DC Mayor Bowser says National Guard has not driven crime down

DC Mayor Bowser says National Guard has not driven crime down
Source: The Hill

District of Columbia Mayor Muriel Bowser (D) told the House Oversight and Government Reform Committee that President Trump's deployment of the National Guard has not contributed to weeks of lower crime rates.

Instead, during her Thursday appearance before the committee, she lauded an increase in the presence of law enforcement backing the local Metropolitan Police Department (MPD).

"What has worked is not the National Guard in helping enhance MPD services. What has worked is more DEA [Drug Enforcement Administration], more FBI," she told Rep. Scott Perry (R-Pa.), a retired Army National Guard brigadier general.

He criticized Bowser for not calling in the National Guard sooner, alleging crime rates were soaring despite city statistics documenting violent crime remains at the lowest numbers in 30 years.

"We don't regard the guard as a law enforcement agent. It's not a law enforcement [agency] so we wouldn't call on them," the three-term mayor told lawmakers.
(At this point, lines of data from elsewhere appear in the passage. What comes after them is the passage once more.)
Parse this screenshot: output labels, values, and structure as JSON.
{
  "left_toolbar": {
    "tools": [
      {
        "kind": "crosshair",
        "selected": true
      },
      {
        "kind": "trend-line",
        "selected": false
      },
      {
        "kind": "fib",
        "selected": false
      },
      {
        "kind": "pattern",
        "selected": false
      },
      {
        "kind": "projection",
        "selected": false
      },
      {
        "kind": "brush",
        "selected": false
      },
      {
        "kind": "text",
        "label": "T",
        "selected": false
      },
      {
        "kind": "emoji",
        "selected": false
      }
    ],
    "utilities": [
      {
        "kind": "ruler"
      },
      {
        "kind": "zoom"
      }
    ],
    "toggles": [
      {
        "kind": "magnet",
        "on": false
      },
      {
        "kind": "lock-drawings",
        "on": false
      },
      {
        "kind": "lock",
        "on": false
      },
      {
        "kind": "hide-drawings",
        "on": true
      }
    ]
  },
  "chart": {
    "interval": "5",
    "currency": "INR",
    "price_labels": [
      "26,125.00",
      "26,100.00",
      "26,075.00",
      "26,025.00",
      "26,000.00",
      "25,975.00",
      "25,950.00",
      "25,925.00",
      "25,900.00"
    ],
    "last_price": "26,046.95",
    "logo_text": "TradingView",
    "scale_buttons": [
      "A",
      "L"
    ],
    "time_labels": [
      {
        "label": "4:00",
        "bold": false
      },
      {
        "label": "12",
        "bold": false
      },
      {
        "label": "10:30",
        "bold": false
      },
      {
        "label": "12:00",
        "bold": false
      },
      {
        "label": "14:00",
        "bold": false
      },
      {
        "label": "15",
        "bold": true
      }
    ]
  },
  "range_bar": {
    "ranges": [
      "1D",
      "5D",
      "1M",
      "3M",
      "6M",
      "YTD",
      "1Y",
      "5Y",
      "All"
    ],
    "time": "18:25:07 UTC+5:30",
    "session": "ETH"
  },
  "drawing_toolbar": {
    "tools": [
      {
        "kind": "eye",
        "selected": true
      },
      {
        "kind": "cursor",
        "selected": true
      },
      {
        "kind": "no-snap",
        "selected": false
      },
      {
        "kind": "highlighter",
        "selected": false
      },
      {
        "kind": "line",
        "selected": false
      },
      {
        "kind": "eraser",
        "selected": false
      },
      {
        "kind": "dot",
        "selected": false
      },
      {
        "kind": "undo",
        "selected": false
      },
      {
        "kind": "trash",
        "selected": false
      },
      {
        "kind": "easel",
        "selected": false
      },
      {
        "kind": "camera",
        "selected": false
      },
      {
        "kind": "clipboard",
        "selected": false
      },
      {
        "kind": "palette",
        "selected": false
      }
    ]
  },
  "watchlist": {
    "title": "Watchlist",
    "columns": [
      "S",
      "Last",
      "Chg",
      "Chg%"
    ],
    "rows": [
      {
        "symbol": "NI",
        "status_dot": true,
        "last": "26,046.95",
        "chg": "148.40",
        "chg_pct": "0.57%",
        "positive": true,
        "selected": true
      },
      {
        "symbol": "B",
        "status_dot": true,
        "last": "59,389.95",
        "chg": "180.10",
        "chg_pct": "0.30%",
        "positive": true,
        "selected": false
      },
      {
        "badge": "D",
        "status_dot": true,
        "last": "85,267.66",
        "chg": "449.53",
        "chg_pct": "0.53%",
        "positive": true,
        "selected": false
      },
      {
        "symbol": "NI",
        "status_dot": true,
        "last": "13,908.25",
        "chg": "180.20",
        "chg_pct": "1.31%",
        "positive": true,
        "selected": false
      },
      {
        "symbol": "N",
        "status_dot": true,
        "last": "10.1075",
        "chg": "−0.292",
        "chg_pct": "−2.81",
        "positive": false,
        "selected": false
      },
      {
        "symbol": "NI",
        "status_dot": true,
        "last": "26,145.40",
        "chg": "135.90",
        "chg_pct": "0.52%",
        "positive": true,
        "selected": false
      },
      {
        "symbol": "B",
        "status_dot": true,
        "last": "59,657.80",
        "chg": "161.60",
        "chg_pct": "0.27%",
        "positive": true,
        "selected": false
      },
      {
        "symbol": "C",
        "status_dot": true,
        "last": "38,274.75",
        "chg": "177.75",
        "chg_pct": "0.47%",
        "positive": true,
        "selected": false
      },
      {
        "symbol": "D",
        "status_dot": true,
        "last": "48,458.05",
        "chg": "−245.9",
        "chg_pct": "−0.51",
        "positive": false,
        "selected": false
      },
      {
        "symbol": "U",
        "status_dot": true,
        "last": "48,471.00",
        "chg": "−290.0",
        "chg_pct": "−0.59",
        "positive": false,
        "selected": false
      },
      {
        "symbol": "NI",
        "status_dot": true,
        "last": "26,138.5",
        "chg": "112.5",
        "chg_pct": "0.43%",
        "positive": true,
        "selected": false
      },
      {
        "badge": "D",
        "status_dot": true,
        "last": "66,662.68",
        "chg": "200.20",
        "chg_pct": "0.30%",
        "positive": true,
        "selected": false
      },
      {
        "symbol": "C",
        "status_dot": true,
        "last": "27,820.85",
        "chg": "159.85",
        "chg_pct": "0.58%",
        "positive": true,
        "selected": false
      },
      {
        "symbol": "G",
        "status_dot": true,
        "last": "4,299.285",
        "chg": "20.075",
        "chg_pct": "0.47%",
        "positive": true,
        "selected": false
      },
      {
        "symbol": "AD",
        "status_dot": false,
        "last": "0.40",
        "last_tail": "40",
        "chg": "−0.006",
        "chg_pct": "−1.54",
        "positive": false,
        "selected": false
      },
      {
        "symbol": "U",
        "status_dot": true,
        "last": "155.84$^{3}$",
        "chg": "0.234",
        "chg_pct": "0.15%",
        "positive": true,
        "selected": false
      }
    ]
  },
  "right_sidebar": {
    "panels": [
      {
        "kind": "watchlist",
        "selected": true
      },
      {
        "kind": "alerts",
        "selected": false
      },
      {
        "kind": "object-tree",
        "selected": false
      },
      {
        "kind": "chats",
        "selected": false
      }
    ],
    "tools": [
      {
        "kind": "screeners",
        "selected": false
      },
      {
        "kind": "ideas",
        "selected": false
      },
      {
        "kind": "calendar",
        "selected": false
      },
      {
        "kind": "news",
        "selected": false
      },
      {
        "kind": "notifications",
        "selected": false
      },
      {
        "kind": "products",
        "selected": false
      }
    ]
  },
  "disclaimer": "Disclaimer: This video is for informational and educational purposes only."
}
In early August, the president deployed hundreds of National Guard soldiers to the District in addition to Immigration and Customs Enforcement agents, narcotics officers and FBI officials to sweep the nation's capital.

Two days after Trump announced that he would send soldiers to D.C., there was a homicide. However, the 13 days following were homicide-free.

Since then, four additional killings have been recorded by local police, bringing the city to 108 homicides for the year.

Bowser said Thursday she is looking to continue charting a positive course amid federal intervention.

"Any crime is too much crime. But we're trending in the right direction," she told the committee.

Bowser's remarks were subtle compared with those of her Democratic colleagues, who decried the president's policing tactics in the nation's capital.

"Sending masked agents in unmarked cars to pick people up off the streets; flooding our neighborhoods with armed national guardsmen untrained in local policing; attempting a federal takeover of our police force -- none of these are durable, lasting solutions for driving down crime," D.C. Attorney General Brian Schwalb said at the Thursday hearing. He added that Trump's policies will "destroy critical trust between local communities and police, which is essential to effective, efficient policing and prosecution."

Republicans have proposed a series of bills seeking to overtake the District's autonomy, ordering criminal legislation and other measures to be overseen by federal lawmakers.

On Wednesday in the full House, a bill striking down D.C.'s Judicial Nomination Commission passed in addition to a separate measure approving high-speed police chases passed with opposition from local leaders.